⁶ C’est peut-être anecdotique mais c’était peu après la diffusion des images horribles et fascinantes des abus d’Abu Grahib que ce désir est arrivé.

⁷ C’est moi qui parle.

⁸ Création 2008, Jennifer Lacey et Nadia Lauro.

⁹ Le processus des Assistantes a été bricolé en traduisant des recettes utopiques vers des méthodes de travail dont la manifestation de Charles Fourier avec ses multiples passions et ses multiples manières de les satisfaire. Nous divisions notre temps en quarts d’heure en passant d’une activité à une autre pour éviter l’ennemi ennui.
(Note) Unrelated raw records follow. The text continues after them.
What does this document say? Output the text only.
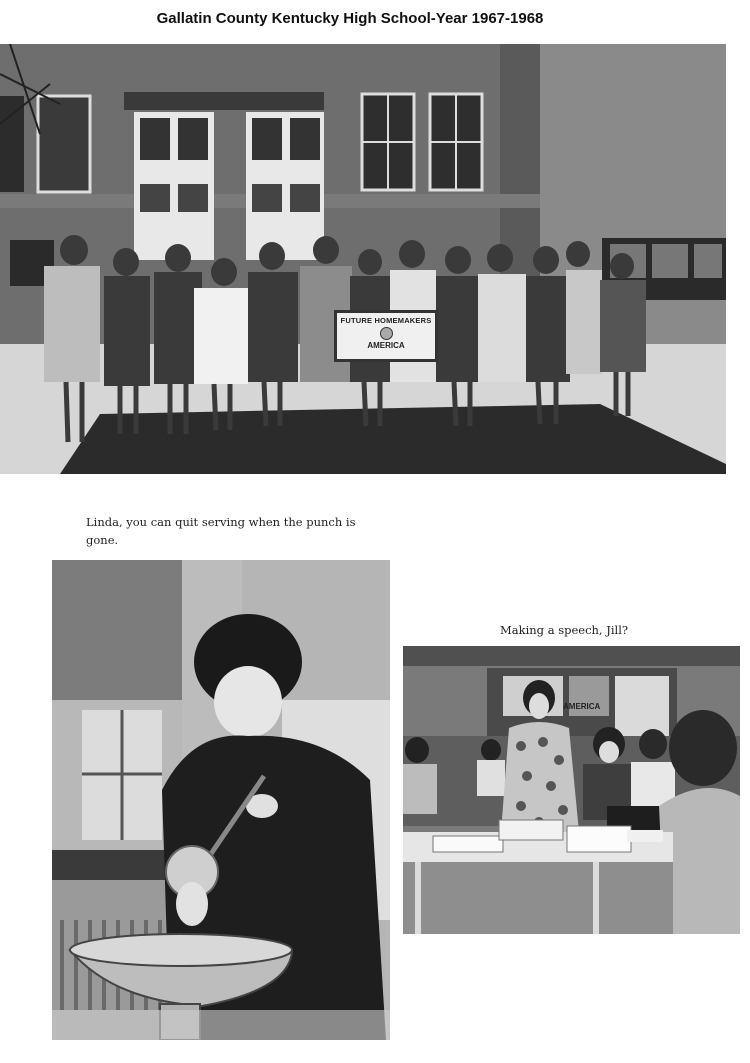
Gallatin County Kentucky High School-Year 1967-1968
FUTURE HOMEMAKERS
AMERICA
Linda, you can quit serving when the punch is gone.
Making a speech, Jill?
AMERICA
Ces activités furent des éléments nécessaires pour produire un spectacle (lire, écrire, faire une choré-graphie, organiser, etc.). Nous avons été
ensemble grâce à ce contrat de « produire ».

¹⁰ Pratique piquée à la sublime Catherine Contour.

¹¹ À un moment imprécis dans le temps (2002 ?), je vois (à la fondation Generali à Vienne) le film Memoria do Corpo de Mario Carneiro, à propos du « Estructuración del Self », le projet mené par Lygia Clark durant les seize dernières années de sa vie. Je suis impressionnée. Elle va à la source de la réception de son travail. Tout d’un coup, son oeuvre qui était jusque-là opaque pour moi, fait sens. Vraiment beaucoup de sens.

¹² La famille Sebahoun nous accueille avec une ouverture d’esprit impressionnante et une chaleur humaine émouvante. Nous les remercions très chaleureusement.